On the art front, the series starts with Carmine Infantino, who’s a long way down from his sixties DC heights, but still a consumate professional. There are a few fillins by Frank Springer and Trevor von Eeden as well, none very good. Sadly the best art is in the last issue presented here, by Steve Leialoha, whose fluid, stylised Michael Goldenesque art style works well with Spider-Woman.

Essential Spider-Woman Vol. 01 is a decent collection of stories, none of which really set the world on fire when first published and with the best of her series yet to come.

Fifty Essentials in Fifty Days 47: Essential X-Men Vol. 07

cover of X-Men Vol. 07


Essential X-Men Vol. 07
Chris Claremont, Marc Silvestri, Jon Bogdanove and friends
Reprints: X-Men #214-228, #Annual 10-11, Fantastic Four v X-Men (February 1987 – April 1988)
Get this for: X-Men at their nadir — three stars

Let’s talk about why the X-Men went sour. Because it did turn sour, didn’t it, at some point in Claremont’s long, long run on Uncanny X-Men. At some point the long drawn out subplots no longer intrigued and mystified, but annoyed, the relentless grinding misery and inability of the X-Men to win their battles started to grind you down as well and the title just seemed to devolve into an endless series of inconclusive battles with ill defined villains. Different people reach this point sooner or later with Claremont, for me rereading some of the stories in this volume it was reached here.

I have to be honest however. Back when I first started following the X-Men, I got going with issue 220, the start of the whole Adversary Saga that was in itself turn of the socalled Fall of Mutants, the big 1988 Summer event in the mutant titles. At the time, dropping in with little real knowledge of the X-Men, I loved this story. Rereading it in context, it now serves as the climax of a long, painful two years of stories in which the X-Men only got more and more hurt. Especially the Fantastic Four vs. the X-Men limited series in retrospect is excruciating in its doom and gloom.

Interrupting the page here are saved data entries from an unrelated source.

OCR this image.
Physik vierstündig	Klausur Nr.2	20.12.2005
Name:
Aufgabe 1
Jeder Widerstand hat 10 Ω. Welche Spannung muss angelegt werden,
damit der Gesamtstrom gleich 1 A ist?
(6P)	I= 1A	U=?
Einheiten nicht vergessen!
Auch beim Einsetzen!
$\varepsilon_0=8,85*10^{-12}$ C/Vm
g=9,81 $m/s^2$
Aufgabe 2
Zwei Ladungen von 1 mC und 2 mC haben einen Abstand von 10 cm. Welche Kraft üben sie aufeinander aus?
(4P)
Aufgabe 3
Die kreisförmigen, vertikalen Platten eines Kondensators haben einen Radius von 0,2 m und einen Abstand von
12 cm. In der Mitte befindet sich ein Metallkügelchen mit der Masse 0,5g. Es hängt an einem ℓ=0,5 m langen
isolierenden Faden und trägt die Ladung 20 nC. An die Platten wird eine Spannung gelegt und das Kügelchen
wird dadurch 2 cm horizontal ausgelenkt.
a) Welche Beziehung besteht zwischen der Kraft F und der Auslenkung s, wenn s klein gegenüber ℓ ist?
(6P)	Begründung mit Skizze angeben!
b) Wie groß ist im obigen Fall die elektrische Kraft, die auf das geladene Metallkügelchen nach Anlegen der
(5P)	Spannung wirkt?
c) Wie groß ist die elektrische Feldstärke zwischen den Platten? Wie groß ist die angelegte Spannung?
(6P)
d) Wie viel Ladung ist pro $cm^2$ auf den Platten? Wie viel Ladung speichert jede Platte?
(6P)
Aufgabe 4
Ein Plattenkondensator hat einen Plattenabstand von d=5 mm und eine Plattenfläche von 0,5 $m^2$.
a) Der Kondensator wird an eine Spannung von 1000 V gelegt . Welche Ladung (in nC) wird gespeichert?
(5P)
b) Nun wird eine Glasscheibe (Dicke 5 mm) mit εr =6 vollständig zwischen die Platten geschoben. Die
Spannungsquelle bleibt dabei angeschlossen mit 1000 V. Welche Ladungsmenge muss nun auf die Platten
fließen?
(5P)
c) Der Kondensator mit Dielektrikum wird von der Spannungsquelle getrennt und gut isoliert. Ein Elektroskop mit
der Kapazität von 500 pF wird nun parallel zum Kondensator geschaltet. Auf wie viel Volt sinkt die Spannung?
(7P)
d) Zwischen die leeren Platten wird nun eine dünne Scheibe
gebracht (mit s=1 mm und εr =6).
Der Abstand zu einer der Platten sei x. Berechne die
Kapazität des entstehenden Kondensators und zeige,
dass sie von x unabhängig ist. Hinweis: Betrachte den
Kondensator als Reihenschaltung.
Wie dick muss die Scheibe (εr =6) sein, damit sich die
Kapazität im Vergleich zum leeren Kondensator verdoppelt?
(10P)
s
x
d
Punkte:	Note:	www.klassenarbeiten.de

In that miniseries the X-Men call on Reed Richard’s scientific expertise to help save Shadowcat, stuck in phasing mode and slowly disappearing, but he’s uncharacteristic unsure of himself, the result of a longterm psychological trap set by Doctor Doom. Things get worse, the X-Men and Fantastic Four come to blows, Reed’s teammates desert him and Shadowcat’s fate seems sealed… But that psychological trap of Doom’s — a pre-FF journal supposedly written by Reed that shows he planned to turn himself and his friends into the Fantastic Four rather than it being an accident — just doesn’t work for me this time. It’s out of character for the Fantastic Four to believe this so suddenly, or for Reed not to realise it’s a fake straight away. Meanwhile the antagonism between them and the X-Men doesn’t ring true either. For one, Claremont had Johnny Storm use the word “muties”, which just doesn’t fit his character at all. He may be a hothead, but not a bigot.

In the main title, the X-Men are still recovering from the Mutant Massacre and their battles with the Marauders and still in disaster recovery mode. They’re still only reacting to threats, not gaining anything, though slowly trying to rebuild the team. Even then things go wrong, as when they recruit Havok, yet lose his girlfriend, Polaris, to the Marauders. It’s incredibly frustrating to read issue after issue of this sort of halfwins or outright defeats for the X-Men, especially since Claremont is a good enough writer to still make you care for them. That’s the worst part, those glimpses of how good Claremont can be when not obsessed with doom and gloom.

The art in this volume is a mixed bag, with a series of guest artists — Barry Windsor Smith, Alan Davis, Jackson Guice — before The Uncanny X-Men settles with Marc Silvestri, whose very very scratchy, semi-realistic style is quite different from John Romita Jr.’s art in the previous volume, but as good in its own right. So is Jon Bogdanove, on the Fantastic Four vs. the X-Men limited series, who has a more “cute” style. It makes for a less united look to this volume, but then these were never intended to be collected together in the first place…

So yeah, a frustrating, annoying final volume of Essential X-Men to be reviewed in this series. Yet Claremont still manages to hook me here, the bastard.